When you get in a funk, and you just don't know what to do to get out of it, what else is there to do but wallow?


There's a flavor I'm currently craving for. It's been nagging at me since early this morning, and I can imagine what it smells like, but I can't seem to pinpoint what and where this smell comes from. Now that I'm purposely trying to figure out what that imaginary smell is, I think what I'm looking for is the sweet, crunchy bits from Red Ribbon's Coffee Crumble, or that snowy cake from Becky's Kitchen. Yea, just the crunchy bits. I'm weird.

Memories haunt us, thrill us, taunt us. But they will always stay there, boxed forever in time.

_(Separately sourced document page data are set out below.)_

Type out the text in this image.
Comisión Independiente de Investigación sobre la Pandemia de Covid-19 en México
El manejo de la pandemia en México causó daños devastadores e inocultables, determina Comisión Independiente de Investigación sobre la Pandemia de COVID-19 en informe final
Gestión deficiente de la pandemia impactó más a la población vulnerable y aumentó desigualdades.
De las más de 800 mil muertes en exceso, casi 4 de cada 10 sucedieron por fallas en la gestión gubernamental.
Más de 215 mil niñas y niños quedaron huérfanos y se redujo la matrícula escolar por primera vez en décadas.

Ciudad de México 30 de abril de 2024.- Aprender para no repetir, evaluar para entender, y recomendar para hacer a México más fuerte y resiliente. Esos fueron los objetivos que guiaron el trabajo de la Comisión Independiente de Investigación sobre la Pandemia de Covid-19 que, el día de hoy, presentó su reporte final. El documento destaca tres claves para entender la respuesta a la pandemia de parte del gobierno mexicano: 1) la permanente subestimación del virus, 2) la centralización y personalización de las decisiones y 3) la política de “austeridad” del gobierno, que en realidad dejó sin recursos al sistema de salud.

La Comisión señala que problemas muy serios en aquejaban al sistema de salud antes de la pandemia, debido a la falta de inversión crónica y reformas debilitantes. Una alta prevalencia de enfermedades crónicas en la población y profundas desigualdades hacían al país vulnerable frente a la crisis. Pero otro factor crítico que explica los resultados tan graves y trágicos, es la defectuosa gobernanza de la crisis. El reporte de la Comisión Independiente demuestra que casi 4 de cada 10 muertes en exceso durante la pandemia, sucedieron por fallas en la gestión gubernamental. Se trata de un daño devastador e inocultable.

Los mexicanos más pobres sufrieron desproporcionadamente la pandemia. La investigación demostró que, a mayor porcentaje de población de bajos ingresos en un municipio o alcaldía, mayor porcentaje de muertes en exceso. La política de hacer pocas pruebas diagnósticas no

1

I remember speaking at my grandmother's wake, telling everyone the story of how I dreamt of her the night before she died, on the eve of my birthday. I remember breaking down in front of the crowd, her ashes in a jar beside me. Also, I remember my grandfather. In his study, I learned the words that I still live by, to this day. He told me that it didn't matter if you weren't so rich, so long as you don't have enemies, so long as you don't step on others, so long as you are loved by people, so long as you live your dreams. I'll remember forever.

When I need comforting, should I still be the one to comfort you?


I often have trouble getting my point across. I'm a jumble of thoughts. A mess of ideas. My words, they don't make sense as a whole most of the time, just like this post, but when you take them bit by bit, some of them might actually mean something.

Will you be my glue, and help me hold my pieces together?